Dropped object during lifting operations

  • Safety Flash
  • Published on 16 June 2021
  • Generated on 13 December 2024
  • IMCA SF 17/21
  • 3 minute read

A part weighing 8.5 kg fell over 15 m from a pipelay tower to deck.

What happened?

The incident occurred when tensioner pads were being changed out on a Tiltable Lay System (TLS). The discarded pads were packed into two dedicated tensioner pad baskets on the TLS tower for transfer back to deck. The crane operator lifted a first basket and placed it in the landing zone on deck. When lifting the second basket, a higher boom angle was needed in order to clear the TLS. As the basket cleared the TLS, it started swaying. This movement was amplified after the basket hit the crane boom, causing a single tensioner pad to fall from the basket down to the main deck.

The displaced tensioner pad fell approximately 15 to 18 metres. There was no-one in the area at the time, and the area of the crane lift path had been barriered off as an exclusion zone. 

Dropped object during lifting operations
Dropped object during lifting operations

What went wrong?

Our members’ findings were:

  • The dropped object (tensioner pad) resulted from the excessive movement of an unsecured load.

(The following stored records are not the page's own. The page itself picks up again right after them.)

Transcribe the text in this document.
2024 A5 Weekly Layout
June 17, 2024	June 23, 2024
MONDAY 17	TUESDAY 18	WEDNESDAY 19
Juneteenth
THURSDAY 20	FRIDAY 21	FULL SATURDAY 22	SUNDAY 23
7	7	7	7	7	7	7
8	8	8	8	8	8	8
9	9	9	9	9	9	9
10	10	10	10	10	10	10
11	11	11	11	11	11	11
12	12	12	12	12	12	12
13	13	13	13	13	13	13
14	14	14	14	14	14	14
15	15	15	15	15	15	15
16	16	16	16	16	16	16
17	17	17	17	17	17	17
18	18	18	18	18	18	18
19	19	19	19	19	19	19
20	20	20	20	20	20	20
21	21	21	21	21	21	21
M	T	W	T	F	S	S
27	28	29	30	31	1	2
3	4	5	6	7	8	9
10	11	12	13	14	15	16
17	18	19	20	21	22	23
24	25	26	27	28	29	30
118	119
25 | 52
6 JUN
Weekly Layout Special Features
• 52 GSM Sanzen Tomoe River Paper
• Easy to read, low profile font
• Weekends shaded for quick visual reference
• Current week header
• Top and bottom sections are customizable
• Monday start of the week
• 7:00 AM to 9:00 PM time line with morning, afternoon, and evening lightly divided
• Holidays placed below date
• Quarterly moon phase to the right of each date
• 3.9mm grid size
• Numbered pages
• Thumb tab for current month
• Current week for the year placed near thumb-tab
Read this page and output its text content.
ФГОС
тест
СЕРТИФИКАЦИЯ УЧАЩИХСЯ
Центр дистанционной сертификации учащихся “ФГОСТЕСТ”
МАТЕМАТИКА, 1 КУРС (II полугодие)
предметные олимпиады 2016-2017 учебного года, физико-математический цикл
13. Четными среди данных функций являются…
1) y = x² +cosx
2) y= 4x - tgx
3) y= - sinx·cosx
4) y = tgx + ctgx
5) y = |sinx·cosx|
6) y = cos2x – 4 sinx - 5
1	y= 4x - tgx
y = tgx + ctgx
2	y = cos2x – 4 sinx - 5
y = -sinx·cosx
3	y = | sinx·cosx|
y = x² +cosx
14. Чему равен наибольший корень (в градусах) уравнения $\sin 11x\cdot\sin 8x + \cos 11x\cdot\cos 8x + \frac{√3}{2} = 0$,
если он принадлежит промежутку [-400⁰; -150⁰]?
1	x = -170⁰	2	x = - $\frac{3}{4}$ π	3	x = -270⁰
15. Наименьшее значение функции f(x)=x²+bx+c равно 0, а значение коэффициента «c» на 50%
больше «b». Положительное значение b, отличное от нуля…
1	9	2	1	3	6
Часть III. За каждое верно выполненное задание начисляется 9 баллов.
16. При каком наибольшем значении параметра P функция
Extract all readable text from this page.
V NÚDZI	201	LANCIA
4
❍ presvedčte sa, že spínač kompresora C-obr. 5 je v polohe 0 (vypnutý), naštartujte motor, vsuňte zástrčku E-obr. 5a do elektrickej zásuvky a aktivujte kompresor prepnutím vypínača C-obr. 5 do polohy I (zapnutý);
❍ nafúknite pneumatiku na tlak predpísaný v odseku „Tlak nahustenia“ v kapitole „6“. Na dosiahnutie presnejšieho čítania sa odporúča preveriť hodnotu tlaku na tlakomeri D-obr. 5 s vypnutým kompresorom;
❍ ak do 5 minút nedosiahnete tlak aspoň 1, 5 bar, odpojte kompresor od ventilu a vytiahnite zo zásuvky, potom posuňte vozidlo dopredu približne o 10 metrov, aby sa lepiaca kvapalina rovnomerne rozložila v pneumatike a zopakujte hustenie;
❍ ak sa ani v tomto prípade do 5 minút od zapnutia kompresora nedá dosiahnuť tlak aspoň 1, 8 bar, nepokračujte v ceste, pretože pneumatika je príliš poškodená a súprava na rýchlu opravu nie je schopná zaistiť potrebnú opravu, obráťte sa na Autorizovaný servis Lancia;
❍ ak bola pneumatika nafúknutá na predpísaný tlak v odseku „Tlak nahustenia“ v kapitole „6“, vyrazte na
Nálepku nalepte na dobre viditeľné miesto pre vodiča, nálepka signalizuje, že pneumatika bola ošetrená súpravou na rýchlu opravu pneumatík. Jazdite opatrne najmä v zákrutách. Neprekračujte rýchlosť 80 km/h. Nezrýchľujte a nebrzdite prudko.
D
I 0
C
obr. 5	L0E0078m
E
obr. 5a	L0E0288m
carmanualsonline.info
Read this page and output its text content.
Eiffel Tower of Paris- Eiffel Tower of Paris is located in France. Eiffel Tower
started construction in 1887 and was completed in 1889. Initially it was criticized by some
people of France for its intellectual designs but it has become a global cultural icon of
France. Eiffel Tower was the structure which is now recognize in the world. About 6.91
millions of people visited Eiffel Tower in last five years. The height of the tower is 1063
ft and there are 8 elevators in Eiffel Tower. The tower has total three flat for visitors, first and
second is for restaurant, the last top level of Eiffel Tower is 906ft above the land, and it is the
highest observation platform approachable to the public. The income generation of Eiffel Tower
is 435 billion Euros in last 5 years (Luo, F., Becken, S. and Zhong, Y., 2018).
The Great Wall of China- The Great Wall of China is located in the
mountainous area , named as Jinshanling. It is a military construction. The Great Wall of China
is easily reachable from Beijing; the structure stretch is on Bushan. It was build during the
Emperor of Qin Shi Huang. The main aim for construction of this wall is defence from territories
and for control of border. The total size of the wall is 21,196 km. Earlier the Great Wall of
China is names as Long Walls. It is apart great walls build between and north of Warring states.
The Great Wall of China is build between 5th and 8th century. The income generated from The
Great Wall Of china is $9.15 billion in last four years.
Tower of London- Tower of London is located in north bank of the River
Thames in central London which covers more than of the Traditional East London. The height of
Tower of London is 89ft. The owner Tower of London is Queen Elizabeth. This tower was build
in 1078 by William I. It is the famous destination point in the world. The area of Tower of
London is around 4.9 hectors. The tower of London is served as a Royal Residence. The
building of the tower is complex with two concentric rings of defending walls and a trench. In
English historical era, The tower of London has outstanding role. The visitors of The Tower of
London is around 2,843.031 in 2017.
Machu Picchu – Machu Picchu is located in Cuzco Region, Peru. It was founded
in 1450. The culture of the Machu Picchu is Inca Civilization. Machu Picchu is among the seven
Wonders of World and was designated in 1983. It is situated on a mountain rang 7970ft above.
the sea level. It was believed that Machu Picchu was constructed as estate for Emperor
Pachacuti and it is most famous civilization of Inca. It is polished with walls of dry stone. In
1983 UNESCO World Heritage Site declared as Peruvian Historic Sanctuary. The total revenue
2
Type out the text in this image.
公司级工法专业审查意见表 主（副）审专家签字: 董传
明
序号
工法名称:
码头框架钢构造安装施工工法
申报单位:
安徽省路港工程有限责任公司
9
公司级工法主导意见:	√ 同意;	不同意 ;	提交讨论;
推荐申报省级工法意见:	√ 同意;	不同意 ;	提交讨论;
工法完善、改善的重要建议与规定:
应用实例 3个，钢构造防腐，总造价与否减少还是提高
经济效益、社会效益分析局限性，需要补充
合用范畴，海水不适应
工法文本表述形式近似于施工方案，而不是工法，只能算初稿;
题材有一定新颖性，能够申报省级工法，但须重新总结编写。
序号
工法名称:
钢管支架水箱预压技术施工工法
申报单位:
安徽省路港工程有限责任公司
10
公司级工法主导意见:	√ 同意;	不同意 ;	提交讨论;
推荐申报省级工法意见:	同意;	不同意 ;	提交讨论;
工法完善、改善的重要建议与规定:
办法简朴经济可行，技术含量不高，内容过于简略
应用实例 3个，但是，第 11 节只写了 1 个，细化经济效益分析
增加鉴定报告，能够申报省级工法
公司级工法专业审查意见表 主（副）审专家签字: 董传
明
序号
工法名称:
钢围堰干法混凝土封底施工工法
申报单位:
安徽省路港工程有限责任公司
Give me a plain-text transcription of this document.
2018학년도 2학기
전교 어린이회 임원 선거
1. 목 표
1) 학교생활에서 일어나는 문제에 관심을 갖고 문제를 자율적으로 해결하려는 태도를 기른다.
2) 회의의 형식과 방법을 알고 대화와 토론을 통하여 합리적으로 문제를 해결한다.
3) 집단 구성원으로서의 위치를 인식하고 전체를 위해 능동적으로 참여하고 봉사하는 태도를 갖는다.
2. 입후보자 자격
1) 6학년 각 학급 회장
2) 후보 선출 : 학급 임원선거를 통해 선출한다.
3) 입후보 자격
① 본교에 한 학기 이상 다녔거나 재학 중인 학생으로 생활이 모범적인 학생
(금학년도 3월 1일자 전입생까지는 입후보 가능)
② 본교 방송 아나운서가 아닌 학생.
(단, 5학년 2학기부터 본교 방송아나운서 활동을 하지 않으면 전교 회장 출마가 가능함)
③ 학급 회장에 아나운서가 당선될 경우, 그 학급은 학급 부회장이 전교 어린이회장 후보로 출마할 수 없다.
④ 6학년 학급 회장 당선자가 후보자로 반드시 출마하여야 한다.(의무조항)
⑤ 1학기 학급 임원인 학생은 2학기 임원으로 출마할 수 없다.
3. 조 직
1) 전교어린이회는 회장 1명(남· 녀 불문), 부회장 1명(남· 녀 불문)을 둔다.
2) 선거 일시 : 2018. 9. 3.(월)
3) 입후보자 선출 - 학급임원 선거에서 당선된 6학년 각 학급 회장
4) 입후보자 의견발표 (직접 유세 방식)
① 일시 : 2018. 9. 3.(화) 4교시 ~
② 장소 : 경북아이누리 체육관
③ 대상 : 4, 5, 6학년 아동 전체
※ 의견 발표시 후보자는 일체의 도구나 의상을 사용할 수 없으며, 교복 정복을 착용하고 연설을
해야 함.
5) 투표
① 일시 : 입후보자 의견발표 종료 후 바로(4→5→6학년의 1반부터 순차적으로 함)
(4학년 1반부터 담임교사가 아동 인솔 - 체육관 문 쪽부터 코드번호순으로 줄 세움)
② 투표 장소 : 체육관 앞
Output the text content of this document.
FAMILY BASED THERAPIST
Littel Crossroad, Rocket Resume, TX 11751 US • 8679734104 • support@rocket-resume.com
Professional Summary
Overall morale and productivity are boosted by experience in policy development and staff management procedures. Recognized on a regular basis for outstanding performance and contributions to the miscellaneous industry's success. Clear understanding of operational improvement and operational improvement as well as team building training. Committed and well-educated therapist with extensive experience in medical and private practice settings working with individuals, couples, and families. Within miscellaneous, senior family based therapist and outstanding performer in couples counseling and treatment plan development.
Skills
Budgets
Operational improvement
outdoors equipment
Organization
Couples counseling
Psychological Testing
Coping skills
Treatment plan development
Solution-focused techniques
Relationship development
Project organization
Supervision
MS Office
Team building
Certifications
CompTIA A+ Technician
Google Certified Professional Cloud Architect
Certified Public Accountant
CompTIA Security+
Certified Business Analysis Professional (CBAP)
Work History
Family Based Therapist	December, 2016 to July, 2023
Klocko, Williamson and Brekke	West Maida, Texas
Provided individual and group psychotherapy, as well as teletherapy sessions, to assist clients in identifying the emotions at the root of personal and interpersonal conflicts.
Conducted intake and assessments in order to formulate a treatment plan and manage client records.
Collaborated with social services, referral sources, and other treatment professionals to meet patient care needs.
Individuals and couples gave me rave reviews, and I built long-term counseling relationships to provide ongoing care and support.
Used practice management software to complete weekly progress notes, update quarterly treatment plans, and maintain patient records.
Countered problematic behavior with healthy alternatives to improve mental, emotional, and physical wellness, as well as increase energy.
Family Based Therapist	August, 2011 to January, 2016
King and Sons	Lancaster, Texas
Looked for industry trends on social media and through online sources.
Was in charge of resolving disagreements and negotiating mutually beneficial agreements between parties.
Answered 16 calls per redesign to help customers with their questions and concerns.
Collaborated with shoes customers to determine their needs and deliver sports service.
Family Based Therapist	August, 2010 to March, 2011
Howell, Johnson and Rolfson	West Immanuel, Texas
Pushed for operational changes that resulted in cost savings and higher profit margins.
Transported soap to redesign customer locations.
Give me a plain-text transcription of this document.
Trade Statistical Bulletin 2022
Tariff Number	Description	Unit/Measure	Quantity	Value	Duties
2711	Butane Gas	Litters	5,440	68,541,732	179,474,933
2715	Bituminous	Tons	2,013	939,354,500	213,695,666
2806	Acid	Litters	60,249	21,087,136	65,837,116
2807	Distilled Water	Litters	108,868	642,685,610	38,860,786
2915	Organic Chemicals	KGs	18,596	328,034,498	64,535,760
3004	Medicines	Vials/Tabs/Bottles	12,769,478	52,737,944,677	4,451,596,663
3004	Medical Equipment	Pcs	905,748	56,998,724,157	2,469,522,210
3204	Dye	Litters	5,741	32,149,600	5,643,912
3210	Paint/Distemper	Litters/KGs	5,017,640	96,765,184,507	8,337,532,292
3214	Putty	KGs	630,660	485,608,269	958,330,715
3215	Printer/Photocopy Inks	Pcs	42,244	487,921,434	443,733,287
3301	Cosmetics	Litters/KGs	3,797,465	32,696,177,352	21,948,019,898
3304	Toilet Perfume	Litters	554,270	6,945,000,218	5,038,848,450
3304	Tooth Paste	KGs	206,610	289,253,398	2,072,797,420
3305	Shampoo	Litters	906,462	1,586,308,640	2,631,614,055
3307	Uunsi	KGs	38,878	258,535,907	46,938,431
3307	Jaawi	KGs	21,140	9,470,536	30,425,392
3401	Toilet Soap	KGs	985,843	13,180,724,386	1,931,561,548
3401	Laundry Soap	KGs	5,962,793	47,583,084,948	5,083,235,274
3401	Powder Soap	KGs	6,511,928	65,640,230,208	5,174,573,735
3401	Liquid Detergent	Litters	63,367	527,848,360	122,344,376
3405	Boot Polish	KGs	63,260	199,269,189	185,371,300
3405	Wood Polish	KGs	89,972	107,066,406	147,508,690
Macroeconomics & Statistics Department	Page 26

  • The change-out of tensioner pads was considered a “routine lift” and did not require a designated Lift Plan (with a specific slew path identified).

  • The operation took place at night and the sea conditions were not apparent to the crane operator or banksman when they started the lift.

  • Risk assessments

    • Although a risk assessment for routine lifts had been reviewed at the Toolbox Talk (TBT), the risk assessment specific to tensioner pad change-out (which includes the lifting of the baskets) was not reviewed before starting the task.

    • The risk assessment specific to the tensioner pad change-out was inadequate – it did not specify a cover for the tensioner basket, nor did it take into account the effect of the sea state/swell on the swing of the load and how this should be factored into the chosen slew path.

  • The locking mechanism on the side door of the tensioner pad basket was found to be inadequate and could have quite easily sprung open.

Lessons learned

  • An alternate slew path with a high boom angle would have avoided the basket striking the crane and cause increased swing.

  • A cover or net fitted to the basket would have prevented the pad being displaced.

Actions

  • Check all lifting appliances, supports and baskets to ensure they are fit for purpose including that doors have secure locking mechanisms.

  • Never overfill and always secure the load in open top containers.

  • Crane operators and banksman should work together to identify the best possible routes for moving equipment around the vessel taking sea state/swell into consideration.

  • The vessel bridge should always be consulted before starting lifting operations, to ensure the sea state and vessel movements are within limits and where practical a heading to reduce vessel movement is taken.